Council Member Andrew Friedson said the council is getting mixed messages.
“On the one hand, every time we hear something, we get told that there’s going to be a deadline,” he said. “We get told we’re going to get information at a certain date and then it changes or never happens. Or what we get is completely different from what we get.”
Friedson said Elrich’s first savings plan did not cut enough from the budget, and the second savings plan is far less than the first plan.
“To me, it’s frustrating. It’s mind-boggling,” he said. “I can’t imagine, as a county resident, when you hear these types of mixed messages and want to find out what the county strategy is to get through this crisis, to be able to protect services to keep the county in a sustainable path moving forward — we don’t have a very good answer up to this point. We are not meeting the moment that we’re in. … Hope is not a fiscal strategy.”
Waiting for the Federal Emergency Management Agency to reimburse costs and for the state and federal administration to provide more financial relief is not helping the county get through the crisis, Friedson said.
Friedson said there are more questions than answers about where the county is heading.
“I have no idea how you put together a fiscal year 2022 budget when you haven’t come up with a plan of how we’re going to address the fiscal year 2021 fiscal challenges that we’re in,” he said. “This is a real serious problem. We’re 10 months in and there’s still no plan for how to pay for differential pay.”
Rich Madaleno, the county’s chief administrative officer, defended the county’s strategy to cover costs and some differential pay. The strategy has focused on covering costs by submitting reimbursement requests to FEMA.
When asked whether Elrich will propose a tax increase, Madaleno said he has not talked to Elrich about that.
“I want to be careful never to say never because five months from now, we don’t know what we’re facing,” he said. “But at this moment, that’s not been part of any conversation internally about revenues. … What’s affordable now and the future is the challenge we face at the moment.”
Council Member Craig Rice said he was concerned about Elrich’s proposed cuts to the Department of Health and Human Services budget in his latest savings plan, such as to the Street Outreach Network (Gang Prevention) program.
“There are some things we shouldn’t touch. … At the end of the day, what I do care about is making sure there’s fairness and equity and social justice in terms of the decisions we make and this savings plan doesn’t represent that,” Rice said.
Council Member Nancy Navarro agreed and said the proposed cut to HHS was a “major misstep.”

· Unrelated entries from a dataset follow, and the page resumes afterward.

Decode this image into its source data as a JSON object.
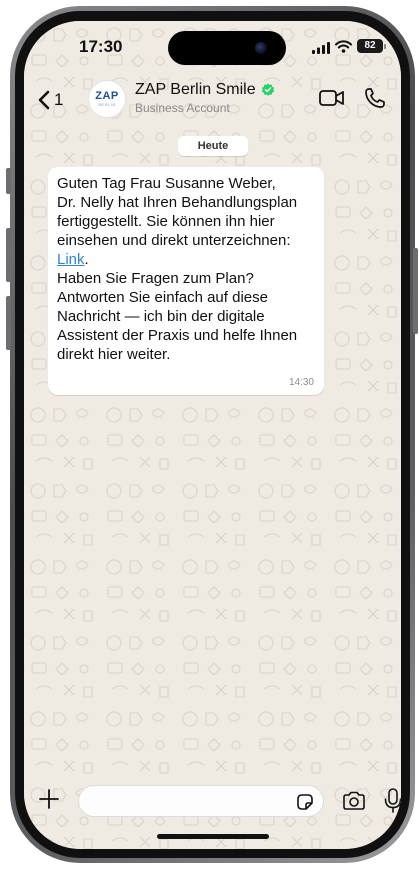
{
  "status_bar": {
    "time": "17:30",
    "battery": "82"
  },
  "header": {
    "back_count": "1",
    "avatar_logo": "ZAP",
    "avatar_sub": "BERLIN",
    "contact_name": "ZAP Berlin Smile",
    "contact_subtitle": "Business Account",
    "verified_color": "#25d366",
    "icons": [
      "chevron-left-icon",
      "verified-badge-icon",
      "video-camera-icon",
      "phone-icon"
    ]
  },
  "chat": {
    "date_chip": "Heute",
    "messages": [
      {
        "text_before_link": "Guten Tag Frau Susanne Weber,\nDr. Nelly hat Ihren Behandlungsplan fertiggestellt. Sie können ihn hier einsehen und direkt unterzeichnen: ",
        "link_text": "Link",
        "text_after_link": ".\nHaben Sie Fragen zum Plan? Antworten Sie einfach auf diese Nachricht — ich bin der digitale Assistent der Praxis und helfe Ihnen direkt hier weiter.",
        "time": "14:30"
      }
    ]
  },
  "composer": {
    "input_value": "",
    "icons": [
      "plus-icon",
      "sticker-icon",
      "camera-icon",
      "microphone-icon"
    ]
  },
  "colors": {
    "chat_background": "#efeae2",
    "bubble": "#ffffff",
    "link": "#2f86d3"
  }
}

She also said reserves exist for an emergency. The conversation should be about how to replenish the reserves, she said.
Council Member Evan Glass said the savings plan was not good enough. He said the council wants to see more recommended cuts to the budget, considering the $143.4 million expected to be the gap for the fiscal year.
Madaleno said the $143 million is in a “policy gap” and is the difference between getting reserves to 10%, health care reserves, retiree health care reserves and is not a difference between revenues and expenditures.
But council staff members disputed Madaleno’s statement and said the gap is indeed a difference between revenues and expenditures.
Gene Smith, a legislative analyst for the council, said the gap is not a fiscal policy gap.
“The fiscal policy issue is $156 million is needed to make a 10% reserve, but a gap is a gap,” he said.